Continuing: Ward 7 has far more single-parent families and large families than Toronto overall. Over 70% of its residents are visible minorities, and almost three in five are first generation Canadians. Compared to Toronto overall, unemployment is higher and household income is lower. Italian-Canadians are the largest ethnic group by place of origin (7.8 % of immigrants), but residents from Vietnam, India, Jamaica, Pakistan, Philippines, and Guyana collectively represent 26% of the population there. If any part of Toronto demands responsive, progressive, and civic-minded representation, Ward 7 is it.
Now, think about Ward 7’s political performance: There are about 53,000 residents, and 32,000 eligible to cast a ballot. The turnout in the 2014 race was 48% — a full seven points less than the city overall. That figure, moreover, was the third lowest among all 44 wards, a detail that suggests something dissuades Ward 7 residents from participating in local elections more than all the demographically comparable inner suburban districts in North York, Scarborough and Etobicoke.

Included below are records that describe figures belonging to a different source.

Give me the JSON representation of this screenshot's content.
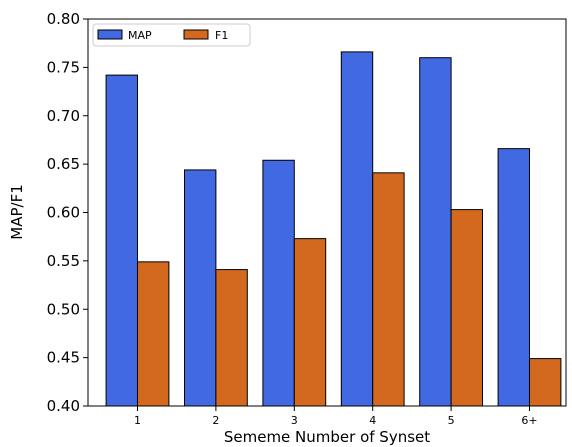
{
  "chart_data": {
    "type": "bar",
    "title": "",
    "xlabel": "Sememe Number of Synset",
    "ylabel": "MAP/F1",
    "categories": [
      "1",
      "2",
      "3",
      "4",
      "5",
      "6+"
    ],
    "series": [
      {
        "name": "MAP",
        "color": "#4169E1",
        "values": [
          0.742,
          0.644,
          0.654,
          0.766,
          0.76,
          0.666
        ]
      },
      {
        "name": "F1",
        "color": "#D2691E",
        "values": [
          0.549,
          0.541,
          0.573,
          0.641,
          0.603,
          0.449
        ]
      }
    ],
    "ylim": [
      0.4,
      0.8
    ],
    "yticks": [
      "0.40",
      "0.45",
      "0.50",
      "0.55",
      "0.60",
      "0.65",
      "0.70",
      "0.75",
      "0.80"
    ],
    "legend_position": "top-left",
    "grid": false
  }
}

Mammoliti won 6,808 votes, which is about 46% of the total eligible but only one in eight of his constituents. He certainly beat the next closest challenger, Nick Di Nizio, but not by that much (1,200 votes). His 2014 victory, like almost all of the previous ones, was balanced almost entirely on his name recognition and, I’d assume, the bloody-mindedness of a certain subset of voters who enjoy his schtick.
Even setting aside Mammoliti’s pathological craving for attention, there’s simply no way of arguing that 23 years of uninterrupted incumbency, in this community with these outcomes, can be described as anything but an abject failure along every conceivable metric of municipal governance.
The province’s move to cut the size of council will have an impact on incumbency, as Glenn De Baermaeker’s decision to throw in the towel attests. Some, like Mammoliti, will try to hang on for dear life. In fact, I feel reasonably certain that he deployed his latest outrage in a bid to make himself more electable, or at least visible, for the looming run-off against Anthony Peruzza and up-and-comer Tiffany Ford in the merged York West.
But the coming shake-out of long-haul councillors – good, bad, and indifferent – certainly shouldn’t be seen as a reduction in the currency of name recognition in Toronto’s municipal politics. The next crop will be also able to exploit the benefits of the incumbency advantage for as long as they choose.
I have wondered for several years why we don’t have term limits – a three-term limit would seem reasonable, with 12 years more than sufficient for a new councillor to get established, advance local projects, and see them through. But then enough already.
It’s true there are long-serving councillors, on all points of the political spectrum, who do right by their constituents. But highlighting the good apples misses the point. The city’s democratic institutions by rights should reflect its social make up. Toronto is one of the most socially and culturally dynamic cities on earth, yet it is encumbered with a rigid, non-replenishing form of local government that allows political parasites like Mammoliti to survive, term after term after term.
With apologies to the ranked ballots folks, term limits is the magic bullet reform that would blow open local government to new voices. That’s the fix the provincial government desperately needed to make, and then failed utterly to deliver.
Instead, we will continue to contend with idiots spewing fascist dog whistles.